Art & Culture
Youssra au FIFM: Confidences, hommage à Adel Imam et charge contre les réseaux sociaux
01/12/2025 - 16:40
Abderrahim Smougni | Fahd MerrounHabituée à illuminer le Festival International du Film de Marrakech (FIFM), Youssra n’a pas seulement fait une apparition remarquée cette année. Invitée de la section "Conversations" lors de la 22e édition, la star égyptienne s’est livrée avec naturel, esprit et spontanéité, revenant sur plus d’un demi-siècle de carrière au cinéma, dans les drames télévisés et dans la chanson.
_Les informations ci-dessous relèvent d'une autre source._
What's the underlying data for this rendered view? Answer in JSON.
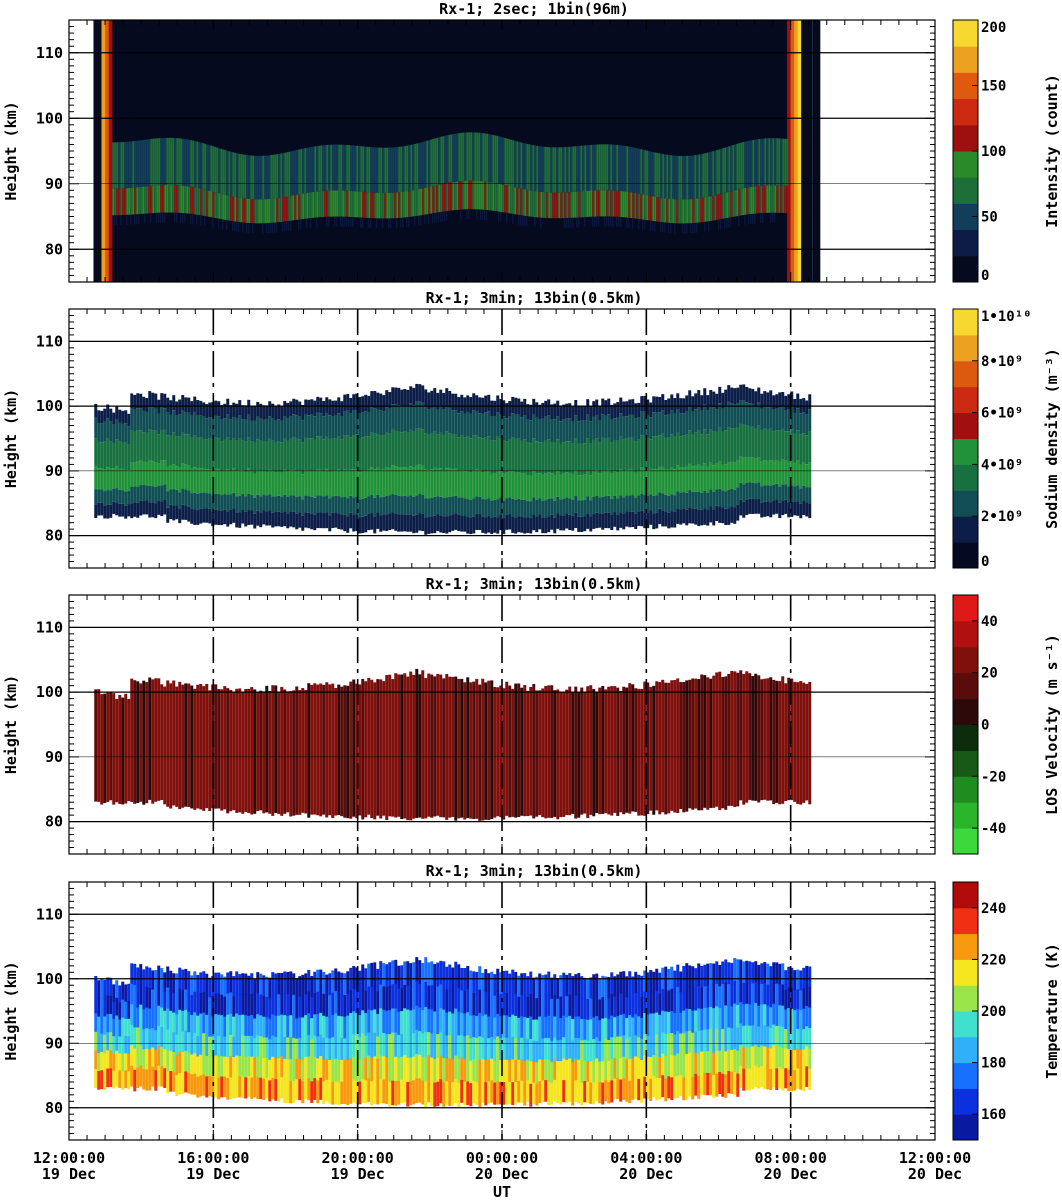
{
  "chart_data": [
    {
      "type": "heatmap",
      "title": "Rx-1;  2sec; 1bin(96m)",
      "ylabel": "Height (km)",
      "ylim": [
        75,
        115
      ],
      "yticks": [
        80,
        90,
        100,
        110
      ],
      "colorbar": {
        "label": "Intensity (count)",
        "range": [
          0,
          200
        ],
        "ticks": [
          "0",
          "50",
          "100",
          "150",
          "200"
        ],
        "tick_values": [
          0,
          50,
          100,
          150,
          200
        ],
        "colors": [
          "#050a1e",
          "#0c1c46",
          "#123e5c",
          "#1e6e3a",
          "#2a8a2a",
          "#9e1010",
          "#cc2a10",
          "#de5a10",
          "#eca020",
          "#f6d830"
        ]
      },
      "layer": {
        "x_start": 13.2,
        "x_end": 7.9,
        "bottom_km": 85,
        "top_km": 96,
        "peak_km": 89
      },
      "dark_stripes_x": [
        12.9,
        8.6
      ]
    },
    {
      "type": "heatmap",
      "title": "Rx-1; 3min; 13bin(0.5km)",
      "ylabel": "Height (km)",
      "ylim": [
        75,
        115
      ],
      "yticks": [
        80,
        90,
        100,
        110
      ],
      "colorbar": {
        "label": "Sodium density (m⁻³)",
        "range": [
          0,
          10000000000
        ],
        "ticks": [
          "0",
          "2•10⁹",
          "4•10⁹",
          "6•10⁹",
          "8•10⁹",
          "1•10¹⁰"
        ],
        "tick_values": [
          0,
          2000000000,
          4000000000,
          6000000000,
          8000000000,
          10000000000
        ],
        "colors": [
          "#060a20",
          "#0c1e48",
          "#104e54",
          "#187040",
          "#22923a",
          "#a01010",
          "#cc2a10",
          "#dc5a10",
          "#eca020",
          "#f6d830"
        ]
      },
      "coverage": {
        "x_start": 12.7,
        "x_end": 8.5,
        "bottom_km": 83,
        "top_km": 103
      }
    },
    {
      "type": "heatmap",
      "title": "Rx-1; 3min; 13bin(0.5km)",
      "ylabel": "Height (km)",
      "ylim": [
        75,
        115
      ],
      "yticks": [
        80,
        90,
        100,
        110
      ],
      "colorbar": {
        "label": "LOS Velocity (m s⁻¹)",
        "range": [
          -50,
          50
        ],
        "ticks": [
          "-40",
          "-20",
          "0",
          "20",
          "40"
        ],
        "tick_values": [
          -40,
          -20,
          0,
          20,
          40
        ],
        "colors": [
          "#3cd83c",
          "#2ab42a",
          "#1e8c1e",
          "#165a16",
          "#0c2c0c",
          "#2c0a0a",
          "#5a0c0c",
          "#80100c",
          "#b01010",
          "#e01818"
        ]
      },
      "coverage": {
        "x_start": 12.7,
        "x_end": 8.5,
        "bottom_km": 83,
        "top_km": 103
      }
    },
    {
      "type": "heatmap",
      "title": "Rx-1; 3min; 13bin(0.5km)",
      "ylabel": "Height (km)",
      "xlabel": "UT",
      "ylim": [
        75,
        115
      ],
      "yticks": [
        80,
        90,
        100,
        110
      ],
      "colorbar": {
        "label": "Temperature (K)",
        "range": [
          150,
          250
        ],
        "ticks": [
          "160",
          "180",
          "200",
          "220",
          "240"
        ],
        "tick_values": [
          160,
          180,
          200,
          220,
          240
        ],
        "colors": [
          "#0a1aa0",
          "#0a30e0",
          "#1870ff",
          "#30b0f8",
          "#40e0d0",
          "#9ae64a",
          "#f6e620",
          "#f89a10",
          "#f03010",
          "#b00a0a"
        ]
      },
      "coverage": {
        "x_start": 12.7,
        "x_end": 8.5,
        "bottom_km": 83,
        "top_km": 103
      }
    }
  ],
  "x_axis": {
    "label": "UT",
    "range_hours": [
      12,
      36
    ],
    "tick_hours": [
      12,
      16,
      20,
      24,
      28,
      32,
      36
    ],
    "tick_labels": [
      {
        "time": "12:00:00",
        "date": "19 Dec"
      },
      {
        "time": "16:00:00",
        "date": "19 Dec"
      },
      {
        "time": "20:00:00",
        "date": "19 Dec"
      },
      {
        "time": "00:00:00",
        "date": "20 Dec"
      },
      {
        "time": "04:00:00",
        "date": "20 Dec"
      },
      {
        "time": "08:00:00",
        "date": "20 Dec"
      },
      {
        "time": "12:00:00",
        "date": "20 Dec"
      }
    ]
  }
}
En cinquante ans de carrière, "passés comme cinquante minutes", confie-t-elle, Youssra a collaboré avec des maîtres du 7e art et de l’écriture comme Ali Badrakhan, Youssef Chahine, Cherif Arafa, Marwan Hamed, Magdy Abou Emeira et bien d’autres.
Première visite au Maroc
Youssra a raconté, ce lundi 1er décembre, ses premiers souvenirs marocains. Elle a découvert le Royaume grâce au réalisateur Ali Badrakhan, à l’occasion de la projection d’Al-Gou’ ("La Faim"), adapté d’un roman de Naguib Mahfouz, porté par la regrettée Souad Hosni et Mahmoud Abdel Aziz. Une rencontre décisive qui a scellé une relation fidèle avec le FIFM et son public.
Adel Imam… "Labas 3lih"
Sa collaboration avec Adel Imam a occupé une large part de l’échange. Ensemble, ils ont tourné 17 films. Youssra a tenu à rassurer les fans marocains du "Za’im" en lançant en darija : "Labas 3lih" (il va bien). Elle a décrit l’icône du cinéma arabe comme un acteur d’une intelligence rare dans le choix des sujets, capable de faire naître la comédie au cœur d’une scène tragique.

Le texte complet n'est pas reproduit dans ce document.